4dp3dt
Friday, March 2, 2012
Here I am, four days past my 3 day transfer, and I'm feeling GREAT! Is that a good thing? Should I be feeling anything else? I'm not sure, but I'm up and about and getting back into the swing of things.
For the past three days, I've literally been parked on the couch, bed or lazy-boy following my dr.'s strict rules of "nothing that will cause your uterus to bounce around". My entire life is one big bounce house, so following those rules has been nothing short of keeping a wild animal caged because I'm like a toddler who can't sit still... but I did it!! Thinking about the possible positive outcome is worth vegging out if that means we'll get our take home baby.
Trash TV & Queen
I've watched all sorts of trash tv and wondered how people get through life not knowing who the father of their children are and have to take lie detector tests to prove what their spouses have already suspected. I've also passed some major judgment on the ladies from The View and vowed to never watch the show again. I'm all caught up on Teen Mom and secretly feel jealous that those little bricks got pregnant in the first place. ANNNND I've finally searched the lyrics for Bohemian Rhapsody, so I feel complete.
Well HELLO Dolly!
Today, I've been out all morning (literally). Almost didn't make it to my 7:30 blood draw appointment to check my E2 and Progesterone levels. I was rushing to the dr.'s office wondering why I had to go in the first place. Then I looked down because something caught my eye. My boobs have doubled in size, and I felt like they were trying to eat my necklace. So I zipped up my hoodie... (put them away!)
As far as symptoms are concerned, like I said, I really don't have any other than possibly D cups, a swollen belly, and endless sleepiness. I can probably thank the progesterone shots for all of that, though, since it's waaay too early to be pregnancy symptoms.
Have stick? Will pee.
Being the POAS addict that I am, I went this morning to the store and stocked up on a ton of pregnancy tests to pee on in the next few days. Ohhh yeah, I'm one of THOSE who test out my HCG trigger shot by purchasing a basket full of dollar tree pregnancy tests and proceeding to piss on every single one until I'm convinced the trigger shot has left my system.
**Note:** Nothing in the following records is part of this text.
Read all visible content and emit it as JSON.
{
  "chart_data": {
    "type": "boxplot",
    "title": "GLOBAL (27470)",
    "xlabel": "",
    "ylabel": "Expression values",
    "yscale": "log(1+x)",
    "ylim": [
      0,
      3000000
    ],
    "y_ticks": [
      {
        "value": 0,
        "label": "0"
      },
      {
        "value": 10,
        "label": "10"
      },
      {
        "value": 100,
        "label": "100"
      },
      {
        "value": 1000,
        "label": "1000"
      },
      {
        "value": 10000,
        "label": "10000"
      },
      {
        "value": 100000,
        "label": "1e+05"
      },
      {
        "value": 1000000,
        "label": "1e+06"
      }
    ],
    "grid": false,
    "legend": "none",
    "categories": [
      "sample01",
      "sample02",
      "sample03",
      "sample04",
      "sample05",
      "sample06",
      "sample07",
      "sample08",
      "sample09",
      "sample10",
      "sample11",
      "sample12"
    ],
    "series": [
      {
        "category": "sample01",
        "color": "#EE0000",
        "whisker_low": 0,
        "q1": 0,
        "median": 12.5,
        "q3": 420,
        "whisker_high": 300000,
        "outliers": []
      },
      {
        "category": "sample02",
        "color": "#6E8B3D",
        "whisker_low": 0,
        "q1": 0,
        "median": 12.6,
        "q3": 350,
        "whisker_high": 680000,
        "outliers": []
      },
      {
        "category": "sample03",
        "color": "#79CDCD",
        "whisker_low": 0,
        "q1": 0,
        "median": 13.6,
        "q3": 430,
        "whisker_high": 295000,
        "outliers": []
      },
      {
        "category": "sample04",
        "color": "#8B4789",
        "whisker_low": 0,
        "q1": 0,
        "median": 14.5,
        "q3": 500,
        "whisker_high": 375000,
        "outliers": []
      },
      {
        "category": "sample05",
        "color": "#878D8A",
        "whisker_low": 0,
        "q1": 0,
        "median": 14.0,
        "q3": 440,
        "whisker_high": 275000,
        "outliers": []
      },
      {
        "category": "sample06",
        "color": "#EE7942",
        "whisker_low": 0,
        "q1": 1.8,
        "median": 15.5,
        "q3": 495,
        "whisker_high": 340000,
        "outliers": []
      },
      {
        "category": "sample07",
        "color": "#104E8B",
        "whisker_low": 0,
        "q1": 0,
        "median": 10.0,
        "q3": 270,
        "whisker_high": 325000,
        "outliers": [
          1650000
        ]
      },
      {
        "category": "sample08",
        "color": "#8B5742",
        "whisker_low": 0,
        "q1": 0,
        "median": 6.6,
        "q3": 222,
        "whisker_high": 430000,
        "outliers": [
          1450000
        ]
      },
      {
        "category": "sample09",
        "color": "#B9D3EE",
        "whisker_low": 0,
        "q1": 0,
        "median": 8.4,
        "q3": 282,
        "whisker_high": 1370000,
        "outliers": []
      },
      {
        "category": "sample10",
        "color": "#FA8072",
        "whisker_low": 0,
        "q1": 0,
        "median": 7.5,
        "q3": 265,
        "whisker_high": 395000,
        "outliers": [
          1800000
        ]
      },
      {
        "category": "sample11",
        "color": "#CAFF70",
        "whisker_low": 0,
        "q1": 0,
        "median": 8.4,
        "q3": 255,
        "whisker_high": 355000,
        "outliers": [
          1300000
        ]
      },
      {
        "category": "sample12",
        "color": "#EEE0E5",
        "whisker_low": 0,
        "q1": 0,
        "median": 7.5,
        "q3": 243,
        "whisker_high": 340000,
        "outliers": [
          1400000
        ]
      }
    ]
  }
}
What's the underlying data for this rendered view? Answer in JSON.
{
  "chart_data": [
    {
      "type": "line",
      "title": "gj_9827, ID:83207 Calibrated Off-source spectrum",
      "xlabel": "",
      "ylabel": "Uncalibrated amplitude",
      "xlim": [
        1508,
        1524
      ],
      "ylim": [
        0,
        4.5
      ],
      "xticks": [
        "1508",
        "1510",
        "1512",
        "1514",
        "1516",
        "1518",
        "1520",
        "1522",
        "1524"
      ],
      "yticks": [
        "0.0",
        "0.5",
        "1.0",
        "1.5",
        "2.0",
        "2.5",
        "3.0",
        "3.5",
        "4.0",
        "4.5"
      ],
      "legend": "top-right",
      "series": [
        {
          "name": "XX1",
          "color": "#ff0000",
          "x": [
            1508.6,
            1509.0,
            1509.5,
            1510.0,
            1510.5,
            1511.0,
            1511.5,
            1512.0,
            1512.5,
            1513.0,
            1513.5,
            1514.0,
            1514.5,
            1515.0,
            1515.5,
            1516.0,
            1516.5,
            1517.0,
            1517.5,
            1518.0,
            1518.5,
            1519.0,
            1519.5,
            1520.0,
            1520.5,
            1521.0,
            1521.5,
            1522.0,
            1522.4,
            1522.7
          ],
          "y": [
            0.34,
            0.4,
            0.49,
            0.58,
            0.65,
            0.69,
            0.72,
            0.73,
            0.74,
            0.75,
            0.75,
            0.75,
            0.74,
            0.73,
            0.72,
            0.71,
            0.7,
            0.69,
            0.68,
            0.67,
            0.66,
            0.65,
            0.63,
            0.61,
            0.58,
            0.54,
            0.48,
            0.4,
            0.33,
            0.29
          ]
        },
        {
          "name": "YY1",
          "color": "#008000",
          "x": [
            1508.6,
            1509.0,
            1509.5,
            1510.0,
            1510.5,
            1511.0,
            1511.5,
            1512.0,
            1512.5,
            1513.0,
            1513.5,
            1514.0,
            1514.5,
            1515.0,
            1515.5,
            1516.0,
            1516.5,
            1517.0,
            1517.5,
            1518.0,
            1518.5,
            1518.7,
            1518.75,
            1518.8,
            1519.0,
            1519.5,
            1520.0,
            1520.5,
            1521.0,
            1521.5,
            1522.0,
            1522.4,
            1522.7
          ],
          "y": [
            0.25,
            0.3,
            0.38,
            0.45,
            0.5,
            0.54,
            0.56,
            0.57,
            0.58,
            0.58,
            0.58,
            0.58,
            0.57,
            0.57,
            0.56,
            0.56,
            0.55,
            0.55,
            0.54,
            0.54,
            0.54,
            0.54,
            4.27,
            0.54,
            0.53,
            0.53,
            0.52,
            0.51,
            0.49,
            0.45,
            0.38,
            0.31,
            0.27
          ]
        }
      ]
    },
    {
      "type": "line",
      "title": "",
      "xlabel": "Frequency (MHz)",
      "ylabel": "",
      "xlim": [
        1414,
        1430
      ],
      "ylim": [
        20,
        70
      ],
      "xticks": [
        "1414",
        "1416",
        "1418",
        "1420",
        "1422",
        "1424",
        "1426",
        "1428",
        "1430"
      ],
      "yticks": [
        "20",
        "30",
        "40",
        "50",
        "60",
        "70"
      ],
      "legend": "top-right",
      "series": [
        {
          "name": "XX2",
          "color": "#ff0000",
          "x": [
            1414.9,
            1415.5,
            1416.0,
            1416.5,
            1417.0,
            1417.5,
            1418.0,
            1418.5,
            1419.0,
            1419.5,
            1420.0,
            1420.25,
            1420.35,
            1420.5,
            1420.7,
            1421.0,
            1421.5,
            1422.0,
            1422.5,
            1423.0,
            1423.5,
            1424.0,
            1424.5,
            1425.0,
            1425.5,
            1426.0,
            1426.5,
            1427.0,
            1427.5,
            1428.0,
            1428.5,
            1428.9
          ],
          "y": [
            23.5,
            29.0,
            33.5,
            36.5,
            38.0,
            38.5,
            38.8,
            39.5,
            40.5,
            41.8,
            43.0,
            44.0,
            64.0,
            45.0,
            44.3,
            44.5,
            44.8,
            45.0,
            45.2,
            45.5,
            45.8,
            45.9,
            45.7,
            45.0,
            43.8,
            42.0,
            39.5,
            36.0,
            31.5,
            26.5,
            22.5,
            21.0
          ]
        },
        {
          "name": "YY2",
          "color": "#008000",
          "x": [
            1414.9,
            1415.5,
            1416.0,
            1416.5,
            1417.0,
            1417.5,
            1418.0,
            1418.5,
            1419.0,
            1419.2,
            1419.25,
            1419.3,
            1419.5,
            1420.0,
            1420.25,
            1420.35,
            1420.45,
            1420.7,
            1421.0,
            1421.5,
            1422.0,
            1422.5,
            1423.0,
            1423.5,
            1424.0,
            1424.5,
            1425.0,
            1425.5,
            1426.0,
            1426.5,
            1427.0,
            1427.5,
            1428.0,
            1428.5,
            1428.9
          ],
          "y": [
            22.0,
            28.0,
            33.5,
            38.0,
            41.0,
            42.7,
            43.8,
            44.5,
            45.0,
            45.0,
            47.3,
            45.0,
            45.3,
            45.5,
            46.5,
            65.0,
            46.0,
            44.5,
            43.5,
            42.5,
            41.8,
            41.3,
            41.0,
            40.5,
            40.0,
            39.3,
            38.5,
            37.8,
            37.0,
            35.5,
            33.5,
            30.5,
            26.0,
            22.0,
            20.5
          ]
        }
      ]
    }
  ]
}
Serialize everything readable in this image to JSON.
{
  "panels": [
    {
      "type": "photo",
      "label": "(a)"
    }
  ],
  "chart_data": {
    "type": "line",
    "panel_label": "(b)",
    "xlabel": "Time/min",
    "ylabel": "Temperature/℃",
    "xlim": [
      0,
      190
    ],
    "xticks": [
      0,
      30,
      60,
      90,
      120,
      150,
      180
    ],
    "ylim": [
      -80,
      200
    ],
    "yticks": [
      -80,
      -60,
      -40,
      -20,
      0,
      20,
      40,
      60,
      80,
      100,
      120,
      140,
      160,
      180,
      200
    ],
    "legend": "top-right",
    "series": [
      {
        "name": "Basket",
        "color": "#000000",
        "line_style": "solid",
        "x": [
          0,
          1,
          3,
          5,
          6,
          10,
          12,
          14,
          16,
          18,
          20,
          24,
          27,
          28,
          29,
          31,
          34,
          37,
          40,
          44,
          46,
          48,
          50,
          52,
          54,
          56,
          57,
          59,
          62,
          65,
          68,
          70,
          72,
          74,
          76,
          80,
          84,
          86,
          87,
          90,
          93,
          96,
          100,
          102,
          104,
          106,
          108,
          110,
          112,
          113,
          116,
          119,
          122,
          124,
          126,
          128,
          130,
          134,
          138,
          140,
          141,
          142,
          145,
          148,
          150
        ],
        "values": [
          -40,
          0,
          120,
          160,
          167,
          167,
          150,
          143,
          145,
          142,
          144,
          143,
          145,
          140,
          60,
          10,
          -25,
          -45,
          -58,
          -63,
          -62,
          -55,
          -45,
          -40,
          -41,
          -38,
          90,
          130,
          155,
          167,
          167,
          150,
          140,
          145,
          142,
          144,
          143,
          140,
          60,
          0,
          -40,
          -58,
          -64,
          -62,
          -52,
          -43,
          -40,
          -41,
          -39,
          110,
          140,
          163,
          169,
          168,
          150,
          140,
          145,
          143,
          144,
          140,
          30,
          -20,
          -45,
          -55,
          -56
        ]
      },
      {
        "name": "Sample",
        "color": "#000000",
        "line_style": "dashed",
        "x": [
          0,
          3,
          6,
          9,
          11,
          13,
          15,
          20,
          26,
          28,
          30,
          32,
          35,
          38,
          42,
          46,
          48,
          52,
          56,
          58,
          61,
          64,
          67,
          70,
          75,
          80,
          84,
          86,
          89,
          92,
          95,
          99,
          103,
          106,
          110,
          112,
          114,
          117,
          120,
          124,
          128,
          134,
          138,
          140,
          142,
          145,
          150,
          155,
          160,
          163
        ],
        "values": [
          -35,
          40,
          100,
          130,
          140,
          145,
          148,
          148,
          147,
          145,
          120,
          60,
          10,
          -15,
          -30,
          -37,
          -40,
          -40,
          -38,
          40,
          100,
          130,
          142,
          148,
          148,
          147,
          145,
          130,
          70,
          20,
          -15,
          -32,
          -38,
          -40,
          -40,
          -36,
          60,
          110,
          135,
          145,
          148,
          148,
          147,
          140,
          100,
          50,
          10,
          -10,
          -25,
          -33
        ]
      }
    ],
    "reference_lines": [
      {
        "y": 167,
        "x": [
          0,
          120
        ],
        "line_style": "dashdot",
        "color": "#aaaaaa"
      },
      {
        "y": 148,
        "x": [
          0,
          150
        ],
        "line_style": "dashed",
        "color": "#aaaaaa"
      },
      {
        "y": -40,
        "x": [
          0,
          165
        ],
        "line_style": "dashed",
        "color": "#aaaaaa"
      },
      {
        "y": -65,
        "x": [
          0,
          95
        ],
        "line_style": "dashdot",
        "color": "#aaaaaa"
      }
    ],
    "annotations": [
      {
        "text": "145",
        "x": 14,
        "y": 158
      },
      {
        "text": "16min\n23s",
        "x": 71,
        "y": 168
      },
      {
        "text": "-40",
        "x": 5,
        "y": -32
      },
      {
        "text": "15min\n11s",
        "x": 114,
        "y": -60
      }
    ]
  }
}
Speaking of which, I have to tell you, if you work at a store (any store) and someone approaches your counter with a gazillion pregnancy tests to purchase, please try as hard as you can to not say something stupid (or whatever you consider to be clever at the moment) such as "Wow! You really want to make sure, don't cha?" and proceed to tell me about how you didn't know you were pregnant for 3 months because you weren't trying. I'm capable of responding with something as equally annoying.
Soooo, now that I've taken a few tests and I'm totally convinced that my trigger is completely out of my system, I'll know that any line I see from here on out will be the "real thing"... So let the games begin.